I find a Fred Trapp in Gary in the 1920 Census and the 1930 Census. In neither does he describe himself as a carpenter, but I can't find anyone else by that name.
Anyway, just above that item we see that Calvin C. Shearer had started work on present-day S.R. 51, which had aroused so much interest because of its bad condition.
Over in the "Births" column, a second child for John and Lillian Call, and two Halfman babies — news that only reminds me how little I've kept track of the Halfmans of Ross Township. John and Joe were brothers, I believe: sons of Frank Halfman, and thus brothers also of young Carl Halfman, who had died in an Army camp in 1918. Their grandfather was Henry Halfman, who had arrived in Lake County by April 1860 (when his marriage was recorded), but he did not appear in the census that year. He did, however, show up in the 1870 and subsequent censuses. The 1874 Plat Map shows him owning 80 acres at the northeast corner of Broadway and 61st Ave (the parking lot of Ultra Foods, in other words). Henry and his wife, Mary, had three children: Frank, Clara, and William. We shall have news of William soon.

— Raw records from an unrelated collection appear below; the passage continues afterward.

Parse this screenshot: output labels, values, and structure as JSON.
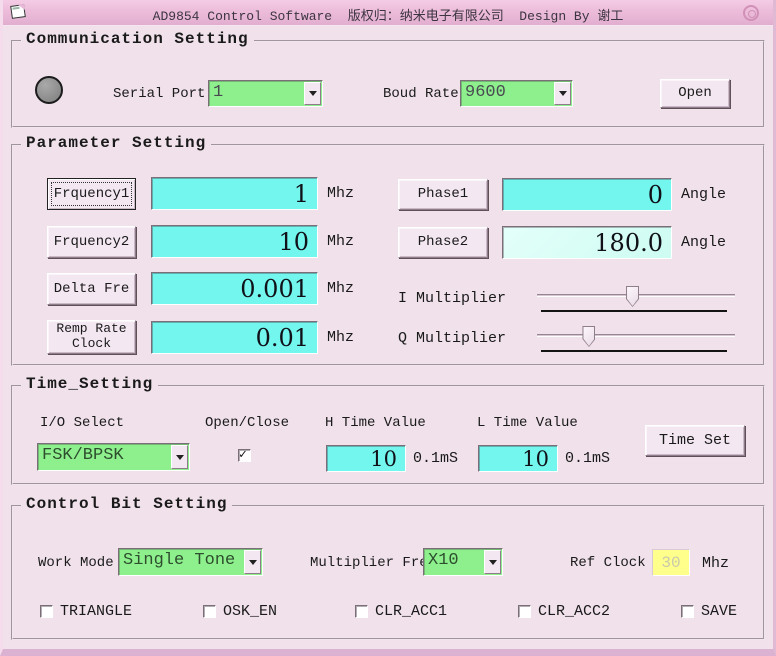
{
  "window": {
    "title": "AD9854 Control Software  版权归：纳米电子有限公司  Design By 谢工"
  },
  "colors": {
    "titlebar_pink": "#ecbcda",
    "body_pink": "#f0e1eb",
    "combo_green": "#8df08d",
    "field_cyan": "#72f6ee",
    "field_lightcyan": "#d9fdf4",
    "field_yellow": "#ffff8c",
    "led_gray": "#8a8a8a"
  },
  "communication": {
    "heading": "Communication Setting",
    "serial_port_label": "Serial Port",
    "serial_port_value": "1",
    "baud_rate_label": "Boud Rate",
    "baud_rate_value": "9600",
    "open_button": "Open"
  },
  "parameter": {
    "heading": "Parameter Setting",
    "freq_rows": [
      {
        "label": "Frquency1",
        "value": "1",
        "unit": "Mhz"
      },
      {
        "label": "Frquency2",
        "value": "10",
        "unit": "Mhz"
      },
      {
        "label": "Delta Fre",
        "value": "0.001",
        "unit": "Mhz"
      },
      {
        "label": "Remp Rate Clock",
        "value": "0.01",
        "unit": "Mhz"
      }
    ],
    "phase_rows": [
      {
        "label": "Phase1",
        "value": "0",
        "unit": "Angle"
      },
      {
        "label": "Phase2",
        "value": "180.0",
        "unit": "Angle"
      }
    ],
    "sliders": [
      {
        "label": "I Multiplier",
        "percent": 48
      },
      {
        "label": "Q Multiplier",
        "percent": 26
      }
    ]
  },
  "time": {
    "heading": "Time_Setting",
    "io_select_label": "I/O Select",
    "io_select_value": "FSK/BPSK",
    "open_close_label": "Open/Close",
    "open_close_checked": true,
    "h_time_label": "H Time Value",
    "h_time_value": "10",
    "h_time_unit": "0.1mS",
    "l_time_label": "L Time Value",
    "l_time_value": "10",
    "l_time_unit": "0.1mS",
    "time_set_button": "Time Set"
  },
  "control": {
    "heading": "Control Bit Setting",
    "work_mode_label": "Work Mode",
    "work_mode_value": "Single Tone",
    "multiplier_label": "Multiplier Fre",
    "multiplier_value": "X10",
    "ref_clock_label": "Ref Clock",
    "ref_clock_value": "30",
    "ref_clock_unit": "Mhz",
    "checkboxes": [
      {
        "label": "TRIANGLE",
        "checked": false
      },
      {
        "label": "OSK_EN",
        "checked": false
      },
      {
        "label": "CLR_ACC1",
        "checked": false
      },
      {
        "label": "CLR_ACC2",
        "checked": false
      },
      {
        "label": "SAVE",
        "checked": false
      }
    ]
  }
}
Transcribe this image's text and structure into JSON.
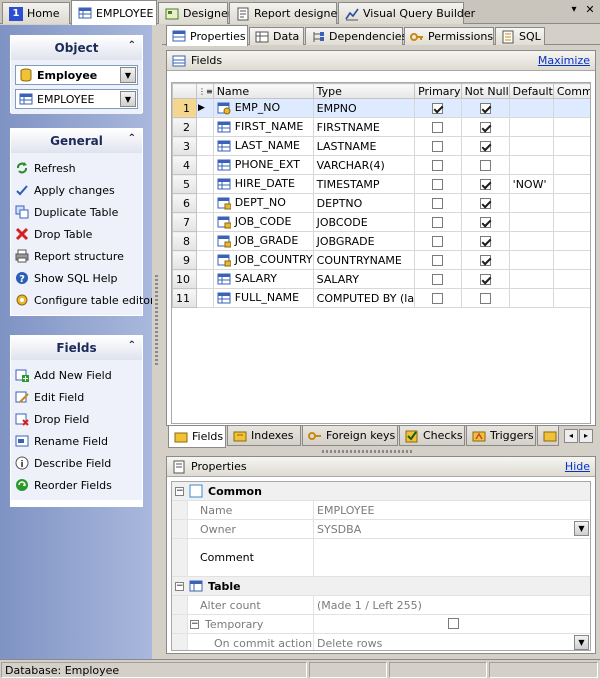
{
  "top_tabs": [
    {
      "label": "Home",
      "icon": "home-1-icon"
    },
    {
      "label": "EMPLOYEE",
      "icon": "table-icon"
    },
    {
      "label": "Designer",
      "icon": "designer-icon"
    },
    {
      "label": "Report designer",
      "icon": "report-icon"
    },
    {
      "label": "Visual Query Builder",
      "icon": "query-icon"
    }
  ],
  "home_num": "1",
  "window_controls": {
    "dropdown": "▾",
    "close": "✕"
  },
  "left": {
    "object": {
      "title": "Object",
      "database_combo": "Employee",
      "table_combo": "EMPLOYEE"
    },
    "general": {
      "title": "General",
      "items": [
        "Refresh",
        "Apply changes",
        "Duplicate Table",
        "Drop Table",
        "Report structure",
        "Show SQL Help",
        "Configure table editor"
      ]
    },
    "fields": {
      "title": "Fields",
      "items": [
        "Add New Field",
        "Edit Field",
        "Drop Field",
        "Rename Field",
        "Describe Field",
        "Reorder Fields"
      ]
    }
  },
  "sub_tabs": [
    "Properties",
    "Data",
    "Dependencies",
    "Permissions",
    "SQL"
  ],
  "fields_panel": {
    "title": "Fields",
    "maximize": "Maximize",
    "columns": [
      "Name",
      "Type",
      "Primary",
      "Not Null",
      "Default",
      "Comment"
    ],
    "rows": [
      {
        "n": "1",
        "name": "EMP_NO",
        "type": "EMPNO",
        "primary": true,
        "notnull": true,
        "default": "",
        "icon": "pk-field"
      },
      {
        "n": "2",
        "name": "FIRST_NAME",
        "type": "FIRSTNAME",
        "primary": false,
        "notnull": true,
        "default": "",
        "icon": "field"
      },
      {
        "n": "3",
        "name": "LAST_NAME",
        "type": "LASTNAME",
        "primary": false,
        "notnull": true,
        "default": "",
        "icon": "field"
      },
      {
        "n": "4",
        "name": "PHONE_EXT",
        "type": "VARCHAR(4)",
        "primary": false,
        "notnull": false,
        "default": "",
        "icon": "field"
      },
      {
        "n": "5",
        "name": "HIRE_DATE",
        "type": "TIMESTAMP",
        "primary": false,
        "notnull": true,
        "default": "'NOW'",
        "icon": "field"
      },
      {
        "n": "6",
        "name": "DEPT_NO",
        "type": "DEPTNO",
        "primary": false,
        "notnull": true,
        "default": "",
        "icon": "fk-field"
      },
      {
        "n": "7",
        "name": "JOB_CODE",
        "type": "JOBCODE",
        "primary": false,
        "notnull": true,
        "default": "",
        "icon": "fk-field"
      },
      {
        "n": "8",
        "name": "JOB_GRADE",
        "type": "JOBGRADE",
        "primary": false,
        "notnull": true,
        "default": "",
        "icon": "fk-field"
      },
      {
        "n": "9",
        "name": "JOB_COUNTRY",
        "type": "COUNTRYNAME",
        "primary": false,
        "notnull": true,
        "default": "",
        "icon": "fk-field"
      },
      {
        "n": "10",
        "name": "SALARY",
        "type": "SALARY",
        "primary": false,
        "notnull": true,
        "default": "",
        "icon": "field"
      },
      {
        "n": "11",
        "name": "FULL_NAME",
        "type": "COMPUTED BY (la",
        "primary": false,
        "notnull": false,
        "default": "",
        "icon": "field"
      }
    ]
  },
  "bottom_tabs": [
    "Fields",
    "Indexes",
    "Foreign keys",
    "Checks",
    "Triggers"
  ],
  "properties": {
    "title": "Properties",
    "hide": "Hide",
    "common": {
      "title": "Common",
      "name_label": "Name",
      "name_value": "EMPLOYEE",
      "owner_label": "Owner",
      "owner_value": "SYSDBA",
      "comment_label": "Comment"
    },
    "table": {
      "title": "Table",
      "alter_label": "Alter count",
      "alter_value": "(Made 1 / Left 255)",
      "temp_label": "Temporary",
      "commit_label": "On commit action",
      "commit_value": "Delete rows"
    }
  },
  "status": {
    "database": "Database: Employee"
  },
  "colors": {
    "accent": "#4a6ab5",
    "panel_gradient": "#8fa2cf"
  }
}
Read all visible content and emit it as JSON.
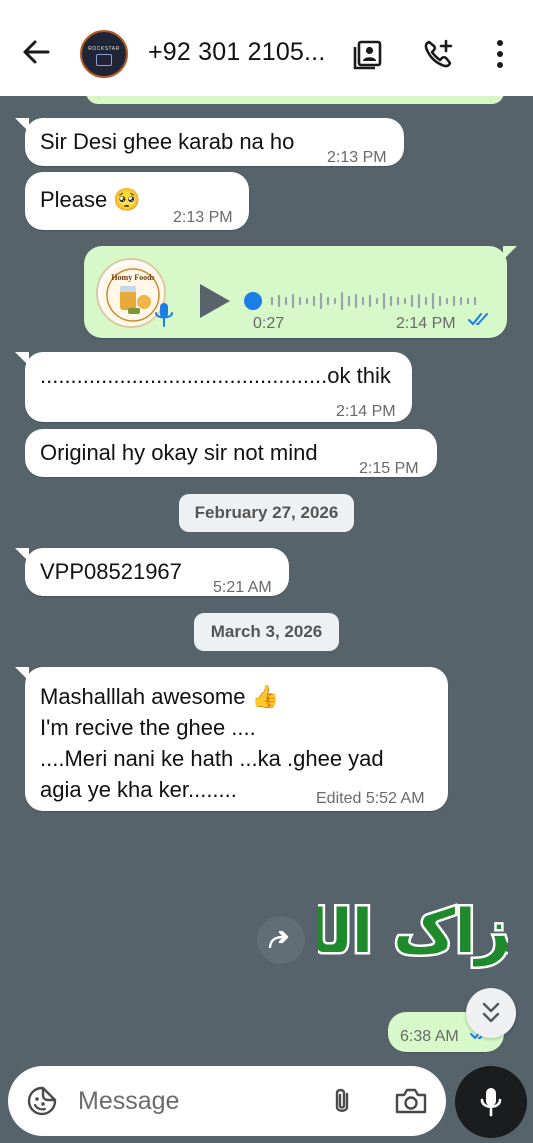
{
  "header": {
    "contact_name": "+92 301 2105...",
    "avatar_label": "ROCKSTAR"
  },
  "messages": [
    {
      "id": "m1",
      "direction": "incoming",
      "text": "Sir Desi ghee karab na ho",
      "time": "2:13 PM"
    },
    {
      "id": "m2",
      "direction": "incoming",
      "text": "Please 🥺",
      "time": "2:13 PM"
    },
    {
      "id": "m3",
      "direction": "outgoing",
      "type": "voice",
      "duration": "0:27",
      "time": "2:14 PM",
      "status": "read",
      "avatar_label": "Homy Foods"
    },
    {
      "id": "m4",
      "direction": "incoming",
      "text": "...............................................ok thik",
      "time": "2:14 PM"
    },
    {
      "id": "m5",
      "direction": "incoming",
      "text": "Original hy okay sir not mind",
      "time": "2:15 PM"
    },
    {
      "id": "m6",
      "direction": "incoming",
      "text": "VPP08521967",
      "time": "5:21 AM"
    },
    {
      "id": "m7",
      "direction": "incoming",
      "lines": [
        "Mashalllah awesome 👍",
        "I'm recive the ghee ....",
        "....Meri nani ke hath ...ka .ghee yad",
        "agia ye kha ker........"
      ],
      "time": "Edited 5:52 AM"
    },
    {
      "id": "m8",
      "direction": "outgoing",
      "type": "sticker",
      "sticker_text": "جزاک اللہ",
      "time": "6:38 AM",
      "status": "read"
    }
  ],
  "date_chips": [
    "February 27, 2026",
    "March 3, 2026"
  ],
  "composer": {
    "placeholder": "Message"
  },
  "colors": {
    "chat_background": "#56636b",
    "outgoing_bubble": "#d7f8c8",
    "incoming_bubble": "#ffffff",
    "read_tick": "#1a7ee6",
    "sticker_green": "#1f8a2b"
  },
  "icons": {
    "back": "arrow-left",
    "contacts": "contact-card",
    "add_call": "phone-plus",
    "menu": "more-vertical",
    "play": "play-triangle",
    "forward": "forward-arrows",
    "scroll_down": "chevrons-down",
    "emoji": "sticker-smile",
    "attach": "paperclip",
    "camera": "camera",
    "mic": "microphone"
  }
}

Joseph Halfman was born circa 1889 and married Marian Adler circa 1912-3. The child born in 1922 was either their third or fourth. As for Joe's younger brother, John, born circa 1893, he had married Clara Adler (Marian's sister) in 1915, and the child born in 1922 was their third, a son named Leo. I can't find the Joseph Halfman family in the 1920 census. The John Halfman family was running a dairy farm on rented land near his Uncle William's farm — possibly his grandfather's old place.
Additional Sources:
♦ 1860 Census.
♦ 1870 Census.
♦ 1880 Census.
♦ 1900 Census.
♦ 1910 Census.
♦ 1920 Census.
♦ 1930 Census.
♦ Indiana Marriage Collection.
♦ "Mrs. Halfman Dies at Lowell," Hammond Times 4 Apr. 1940. Newspaperarchive.com.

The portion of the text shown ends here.